I am no expert on the Russian Revolution or the Romanovs, it is true she was a known mistress to the Czar, he didnt have many. She was also the lover to two Grand Dukes, but there is no evidence that her son Vova was Nikis son, he could have also been the son of her lover at the time the Grand Duke Sergi Mikhailovich a first cousin to Czar Nicolas II. The Grand Duke Andrei Vladimirovich also a first cousin of the Czar was her lover as well, and years later became her husband in exile. It is a plausible story and that is why I think it works so well. The research for this novel must have been immense and I am always happy when an author really knows the subject and conveys the time period so well. Mathilde is unapologetic how she lives her life, the dancers of the Imperial Ballet expected to become mistresses to powerful men, why shouldnt she be the Czars mistress as well as a Prima Ballerina, and amass a fortune? Ms. Sharpe explains that the dancers of the Imperial Ballet where servants of the Czar I realize just how totally the common people were owned and used by the powers that be. There is so much more to this story that I cannot adequately convey. The devotion of Nicolas to Alexandria, the politics of the ballet, and court, the mind boggling opulence of the time.

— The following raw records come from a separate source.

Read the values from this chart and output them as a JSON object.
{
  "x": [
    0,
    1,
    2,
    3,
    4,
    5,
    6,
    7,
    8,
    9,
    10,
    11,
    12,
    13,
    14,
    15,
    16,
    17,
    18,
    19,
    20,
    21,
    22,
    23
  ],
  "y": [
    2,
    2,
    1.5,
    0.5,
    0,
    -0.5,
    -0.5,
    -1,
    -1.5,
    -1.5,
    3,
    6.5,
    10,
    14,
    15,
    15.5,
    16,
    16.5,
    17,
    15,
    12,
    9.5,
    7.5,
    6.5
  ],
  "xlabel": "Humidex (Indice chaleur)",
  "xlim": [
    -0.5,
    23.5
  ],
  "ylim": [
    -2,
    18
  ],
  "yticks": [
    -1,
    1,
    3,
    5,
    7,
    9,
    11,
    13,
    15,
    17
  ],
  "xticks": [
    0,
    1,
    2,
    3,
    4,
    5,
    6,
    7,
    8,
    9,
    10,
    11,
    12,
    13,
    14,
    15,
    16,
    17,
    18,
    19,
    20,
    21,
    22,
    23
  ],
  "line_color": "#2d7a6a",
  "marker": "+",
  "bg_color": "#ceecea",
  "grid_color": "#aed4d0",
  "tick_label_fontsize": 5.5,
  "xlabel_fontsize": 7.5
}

This is the kind of book I love to read. The one that sets me on a voyage of discovery; I have already investigated getting my hands on a copy of her memoirs the one she wrote in 1954, the memoirs are in the libraries of several universities in my area. There are also a couple of other books on her life so I will have to acquire them. I think that Sharpe did a great job and, I give this book a strong 4 stars.